What People Get Wrong

Myth

RAG replaces the need for fine-tuning.

Reality

Fine-tuning changes how a model behaves. RAG changes what it knows. If your problem is the model's tone, output format, or domain-specific reasoning patterns, fine-tuning is the right tool. If the problem is that the model doesn't know your policies or documents, RAG is. Most serious production systems use both: a fine-tuned model for style and structure, RAG for fresh, verifiable facts.

Myth

Better embeddings solve retrieval problems.

Reality

Retrieval quality usually breaks on chunking, not embeddings. A 500-token chunk cutting mid-table or mid-code-block will retrieve poorly with any embedding model. Fix your parsing and chunking first. Add a re-ranker second.

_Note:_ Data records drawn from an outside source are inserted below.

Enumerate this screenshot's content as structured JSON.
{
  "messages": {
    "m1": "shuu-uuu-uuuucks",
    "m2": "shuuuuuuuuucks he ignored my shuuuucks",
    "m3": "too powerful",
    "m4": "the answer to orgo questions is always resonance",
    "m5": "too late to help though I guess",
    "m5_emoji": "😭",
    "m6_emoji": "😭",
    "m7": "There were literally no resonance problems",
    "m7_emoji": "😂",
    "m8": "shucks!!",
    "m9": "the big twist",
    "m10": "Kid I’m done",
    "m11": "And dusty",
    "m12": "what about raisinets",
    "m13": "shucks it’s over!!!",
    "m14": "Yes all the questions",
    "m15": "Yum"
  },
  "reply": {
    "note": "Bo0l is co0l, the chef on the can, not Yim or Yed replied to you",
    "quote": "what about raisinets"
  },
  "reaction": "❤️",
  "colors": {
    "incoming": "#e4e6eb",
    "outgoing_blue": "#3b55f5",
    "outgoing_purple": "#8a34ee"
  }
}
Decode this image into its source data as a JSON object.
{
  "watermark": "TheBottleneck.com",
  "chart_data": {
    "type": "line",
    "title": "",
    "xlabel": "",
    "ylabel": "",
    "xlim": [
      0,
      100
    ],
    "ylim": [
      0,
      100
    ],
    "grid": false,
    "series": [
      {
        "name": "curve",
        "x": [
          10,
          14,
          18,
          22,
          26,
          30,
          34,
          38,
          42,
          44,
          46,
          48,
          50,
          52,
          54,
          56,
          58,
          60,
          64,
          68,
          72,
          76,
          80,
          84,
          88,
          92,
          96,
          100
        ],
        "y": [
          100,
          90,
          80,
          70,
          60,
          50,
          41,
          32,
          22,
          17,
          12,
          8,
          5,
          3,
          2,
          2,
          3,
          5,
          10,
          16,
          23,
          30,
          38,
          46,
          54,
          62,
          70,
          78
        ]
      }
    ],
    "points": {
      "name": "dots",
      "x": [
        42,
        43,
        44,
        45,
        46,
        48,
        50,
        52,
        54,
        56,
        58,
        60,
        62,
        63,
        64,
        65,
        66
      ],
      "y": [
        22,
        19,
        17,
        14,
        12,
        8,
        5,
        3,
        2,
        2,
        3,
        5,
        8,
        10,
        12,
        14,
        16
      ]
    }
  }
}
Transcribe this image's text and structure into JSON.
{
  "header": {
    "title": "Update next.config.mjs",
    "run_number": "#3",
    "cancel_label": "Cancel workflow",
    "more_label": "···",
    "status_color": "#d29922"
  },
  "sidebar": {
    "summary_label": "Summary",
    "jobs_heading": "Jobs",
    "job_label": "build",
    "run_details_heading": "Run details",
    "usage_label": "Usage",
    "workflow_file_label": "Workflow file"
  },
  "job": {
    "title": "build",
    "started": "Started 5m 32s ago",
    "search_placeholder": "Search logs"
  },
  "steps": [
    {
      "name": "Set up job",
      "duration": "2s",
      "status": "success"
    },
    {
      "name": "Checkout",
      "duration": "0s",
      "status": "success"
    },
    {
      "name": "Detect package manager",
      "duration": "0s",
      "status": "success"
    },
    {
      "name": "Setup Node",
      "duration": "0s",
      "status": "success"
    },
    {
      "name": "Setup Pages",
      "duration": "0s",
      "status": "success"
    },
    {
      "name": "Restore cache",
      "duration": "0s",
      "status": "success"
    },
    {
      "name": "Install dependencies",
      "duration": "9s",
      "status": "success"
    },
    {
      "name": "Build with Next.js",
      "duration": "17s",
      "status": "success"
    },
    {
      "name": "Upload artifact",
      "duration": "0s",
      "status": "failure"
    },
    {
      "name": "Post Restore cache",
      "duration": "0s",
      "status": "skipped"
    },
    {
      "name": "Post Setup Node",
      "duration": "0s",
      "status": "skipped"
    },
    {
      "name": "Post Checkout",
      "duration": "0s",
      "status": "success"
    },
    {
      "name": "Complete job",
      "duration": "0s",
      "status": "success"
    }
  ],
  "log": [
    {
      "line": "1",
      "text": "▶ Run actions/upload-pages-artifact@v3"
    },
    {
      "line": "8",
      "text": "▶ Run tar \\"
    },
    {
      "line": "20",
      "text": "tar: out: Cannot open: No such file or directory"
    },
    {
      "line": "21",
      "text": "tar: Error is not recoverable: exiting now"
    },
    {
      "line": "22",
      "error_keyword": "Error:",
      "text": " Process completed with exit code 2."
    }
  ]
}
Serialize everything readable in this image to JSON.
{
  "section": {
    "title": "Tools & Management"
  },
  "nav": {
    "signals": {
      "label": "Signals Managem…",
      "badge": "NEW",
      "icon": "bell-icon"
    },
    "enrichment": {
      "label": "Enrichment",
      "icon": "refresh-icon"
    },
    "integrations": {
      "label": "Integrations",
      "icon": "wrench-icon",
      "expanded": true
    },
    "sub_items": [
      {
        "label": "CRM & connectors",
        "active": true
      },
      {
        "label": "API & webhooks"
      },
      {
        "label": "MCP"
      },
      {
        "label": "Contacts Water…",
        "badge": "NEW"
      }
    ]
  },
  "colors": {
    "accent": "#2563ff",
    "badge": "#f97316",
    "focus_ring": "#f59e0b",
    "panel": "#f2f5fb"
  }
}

Upgrading from a cheap embedding model to a premium one is usually the last optimization worth making, and often shows smaller gains than teams expect.

Myth

A bigger context window removes the need for RAG.

Reality

You can stuff 200k tokens into Claude's context, but you'll pay for every token on every call and the model still exhibits the lost-in-the-middle effect where mid-context information gets ignored. RAG stays useful even with long-context models because it cuts cost, cuts latency, and forces the model to attend to the right few pages instead of scanning a whole library.